The use of scanning electron microscopy in wildlife forensic cases has been described for species identification [20]. The surface cuticular pattern, cross section and medullary index provides the information regarding the species [21]. Researchers have revealed the scale architecture of regular mosaic with smooth margins of shahtoosh wool. But when the hair evidence from different species from the same family were found to be blended together than the investigation becomes quite tough and typical so the present study which incorporates the scale layer difference between closely related species can provide the information regarding its species to the forensic expert. Elemental analysis through EDS provides significant information of the hair sample of specific sample which can further be used as a geographical region and species identification tool. The area selected for EDS and elemental analysis for Panthera leo persica, Panthera pradus fusca and Panthera tigris tigris are shown in Figures 7-12 respectively. SEM and SEM-EDS requires just a fraction of hair sample and provides vital information regarding the sample which leads to the criminal identification as in detection of Species, occupational exposure which is present inside the hair sample due to environmental exposure and sometimes the geographical area if the soil particles were recovered from SEM and SEM-EDS analysis. Although there is a vast range of literature available regarding medullary index, scale pattern, pigmentation and growth there is a need to develop the database of the differentiation in scale layers which does not only provide the information regarding species but also give slue regarding his disease history as well as environmental exposure with the help of techniques like SEM. EDXRF, EDS etc. This study will work as a tool / primary source in forming the database of the scale layer pattern for the identification of closely related species from the same family where the examiner faces problems regarding identification.

DNA screening has proved its use in trace evidence identification but in some cases of wildlife artifacts it is difficult to isolate the DNA from hair shafts and even it is difficult to isolate adequate amount of DNA for screening from 1-2 hairs and also the main problem which persists in the DNA examination is that it is a destructive technique thus the evidence will get consumed, needs expertise and also not rapid and cost effective that SEM examination for analysis and can further be used for DNA screening.

Present study have been conducted to identify the differences between three closely related species of the felidae family those were having more than 80 percent of similarity in their scale pattern while the same study have not been tested with the forms of domestic cats as they shows a clear difference in their scale pattern and shows clear coronal scale pattern of the presence of cat hair.
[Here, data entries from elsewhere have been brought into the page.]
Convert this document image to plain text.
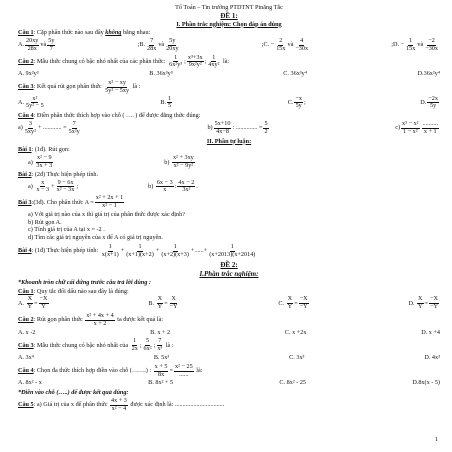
Tổ Toán – Tin trường PTDTNT Pinăng Tắc
ĐỀ 1:
I. Phần trắc nghiệm: Chọn đáp án đúng
Câu 1 : Cặp phân thức nào sau đây
không
bằng nhau:
A. $\frac{20xy}{28x}$ và $\frac{5y}{7}$	;B. $\frac{7}{28x}$ và $\frac{5y}{20xy}$	;C. − $\frac{2}{15x}$ và $\frac{4}{-30x}$	;D. − $\frac{1}{15x}$ và $\frac{-2}{-30x}$
Câu 2 : Mẫu thức chung có bậc nhỏ nhất của các phân thức:
$\frac{1}{\text{6x²y³}}$ ; $\frac{\text{x³+3x}}{\text{9x²y²}}$ ; $\frac{1}{\text{4xy²}}$
là:
A. 9x²y³	B. 36x³y³	C. 36x³y⁴	D.36x²y⁴
Câu 3 : Kết quả rút gọn phân thức
$\frac{\text{x² − xy}}{\text{5y² − 5xy}}$
là :
A. $\frac{\text{x²}}{\text{5y² − 5}}$	B. $\frac{1}{5}$	C. $\frac{-x}{5y}$ ;	D. $\frac{-2x}{5y}$
Câu 4 : Điền phân thức thích hợp vào chỗ ( …. ) để được đẳng thức đúng:
$a) \frac{3}{\text{5xy²}}$ + ............ = $\frac{7}{\text{5x²y}}$	$b) \frac{5x+10}{4x-8}$ : .............. = $\frac{5}{2}$	$c) \frac{\text{x³ − x²}}{\text{1 − x²}} \frac{..........}{x + 1}$
II. Phần tự luận:
Bài 1 : (1đ). Rút gọn:
a)
$\frac{\text{x² − 9}}{3x + 3}$	b)
$\frac{\text{x² + 3xy}}{\text{x² − 9y²}}$
Bài 2 : (2đ) Thực hiện phép tính.
a)
$\frac{x}{x - 3} + \frac{9 - 6x}{\text{x² − 3x}}$ ;	b)
$\frac{6x - 3}{x}$ : $\frac{4x - 2}{\text{3x²}}$ .
Bài 3 :(3đ). Cho phân thức
$A = \frac{\text{x² + 2x + 1}}{\text{x² − 1}}$
a) Với giá trị nào của x thì giá trị của phân thức được xác định?
b) Rút gọn A.
c) Tính giá trị của A tại x = -2 .
d) Tìm các giá trị nguyên của x để A có giá trị nguyên.
Bài 4 : (1đ) Thực hiện phép tính:
$\frac{1}{x(x+1)} + \frac{1}{(x+1)(x+2)} + \frac{1}{(x+2)(x+3)}$ +......+ $\frac{1}{(x+2013)(x+2014)}$
ĐỀ 2:
I.Phần trắc nghiệm:
*Khoanh tròn chữ cái đứng trước câu trả lời đúng :
Câu 1 : Quy tắc đổi dấu nào sau đây là đúng:
A.
$\frac{X}{Y} = \frac{-X}{Y}$	B.
$\frac{X}{Y} = \frac{X}{-Y}$	C.
$\frac{X}{Y} = \frac{-X}{-Y}$	D.
$\frac{X}{Y} = \frac{-X}{-Y}$
Câu 2 : Rút gọn phân thức
$\frac{\text{x² + 4x + 4}}{x + 2}$
ta được kết quả là:
A. x -2	B. x + 2	C. x +2x	D. x +4
Câu 3 : Mẫu thức chung có bậc nhỏ nhất của
$\frac{1}{2x}$ ; $\frac{5}{\text{6x²}}$ ; $\frac{7}{\text{x³}}$
là :
A. 3x⁴	B. 5x³	C. 3x³	D. 4x³
Câu 4 : Chọn đa thức thích hợp điền vào chỗ (…….) :
$\frac{x + 5}{8x} = \frac{\text{x² − 25}}{......}$
là:
A. 8x² - x	B. 8x² + 5	C. 8x² - 25	D.8x(x - 5)
*Điền vào chỗ (…..) để được kết quả đúng:
Câu 5 : a) Giá trị của x để phân thức
$\frac{4x + 3}{\text{x² − 4}}$
được xác định là: ................................
1
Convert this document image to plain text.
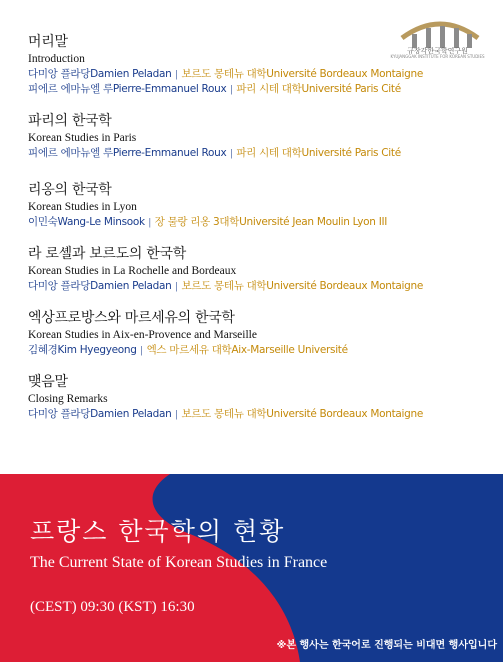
규장각한국학연구원
KYUJANGGAK INSTITUTE FOR KOREAN STUDIES
머리말
Introduction
다미앙 플라당Damien Peladan | 보르도 몽테뉴 대학Université Bordeaux Montaigne
피에르 에마뉴엘 루Pierre-Emmanuel Roux | 파리 시테 대학Université Paris Cité
파리의 한국학
Korean Studies in Paris
피에르 에마뉴엘 루Pierre-Emmanuel Roux | 파리 시테 대학Université Paris Cité
리옹의 한국학
Korean Studies in Lyon
이민숙Wang-Le Minsook | 장 물랑 리옹 3대학Université Jean Moulin Lyon III
라 로셸과 보르도의 한국학
Korean Studies in La Rochelle and Bordeaux
다미앙 플라당Damien Peladan | 보르도 몽테뉴 대학Université Bordeaux Montaigne
엑상프로방스와 마르세유의 한국학
Korean Studies in Aix-en-Provence and Marseille
김혜경Kim Hyegyeong | 엑스 마르세유 대학Aix-Marseille Université
맺음말
Closing Remarks
다미앙 플라당Damien Peladan | 보르도 몽테뉴 대학Université Bordeaux Montaigne
프랑스 한국학의 현황
The Current State of Korean Studies in France
(CEST) 09:30 (KST) 16:30
※본 행사는 한국어로 진행되는 비대면 행사입니다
As domestic cats shows a clear shape of the hair scale pattern which can be easily differentiated from the Lion, leopard and Tiger hair scale although they are from the same family.

Conclusion

Although our studies were performed with a small sample size, our results are based on the morphology, elemental analysis and cuticular scale pattern of the hair obtained using most advanced investigational methods clearly shows the new finding previously not reported in identification of hair. Our study provides a clear and significant research results for the identification of closely related species on the bases of their scale layer difference and elemental analysis profile pattern.
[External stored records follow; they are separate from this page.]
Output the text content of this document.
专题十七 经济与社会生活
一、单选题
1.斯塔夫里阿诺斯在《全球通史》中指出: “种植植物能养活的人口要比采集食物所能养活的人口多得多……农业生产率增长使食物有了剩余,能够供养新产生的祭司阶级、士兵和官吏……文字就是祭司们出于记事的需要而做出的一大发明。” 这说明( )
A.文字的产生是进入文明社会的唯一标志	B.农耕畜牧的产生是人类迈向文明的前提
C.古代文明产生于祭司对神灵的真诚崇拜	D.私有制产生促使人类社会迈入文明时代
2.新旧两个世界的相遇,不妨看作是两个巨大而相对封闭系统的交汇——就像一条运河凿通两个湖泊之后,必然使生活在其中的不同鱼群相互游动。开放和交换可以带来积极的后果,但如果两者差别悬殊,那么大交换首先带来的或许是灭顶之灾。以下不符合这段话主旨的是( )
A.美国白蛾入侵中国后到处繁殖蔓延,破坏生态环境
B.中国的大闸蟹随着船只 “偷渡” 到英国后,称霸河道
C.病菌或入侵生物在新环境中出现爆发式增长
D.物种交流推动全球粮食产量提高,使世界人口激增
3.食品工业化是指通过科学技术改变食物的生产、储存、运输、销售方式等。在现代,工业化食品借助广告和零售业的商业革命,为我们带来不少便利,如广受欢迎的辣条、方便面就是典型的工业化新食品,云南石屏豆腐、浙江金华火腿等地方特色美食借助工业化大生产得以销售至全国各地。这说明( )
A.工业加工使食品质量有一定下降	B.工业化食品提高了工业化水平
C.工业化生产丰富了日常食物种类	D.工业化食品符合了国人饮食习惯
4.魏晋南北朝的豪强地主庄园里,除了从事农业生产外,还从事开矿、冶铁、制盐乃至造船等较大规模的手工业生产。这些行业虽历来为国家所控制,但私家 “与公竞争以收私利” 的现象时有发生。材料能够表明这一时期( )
The second major conclusion of work is that it provides a vital information regarding identification of three different species from the Felidae family on the bases of their scale layer differentiation pattern whereas it was quite difficult to identify them on the bases of previously reported literature and provides a new area for the identification of hairs.

Acknowledgements

The authors are grateful to Mr. S. K. Goyal (Indian Forest Services), PCCF and Chief Wildlife Warden, Gujarat State for providing the permission of the research on Felidae animals, and to Mr. Sanjay Prajapati for providing SEM-EDS Services from Physics Division, Directorate of Forensic Sciences, Gujarat State. Gandhinagar, India.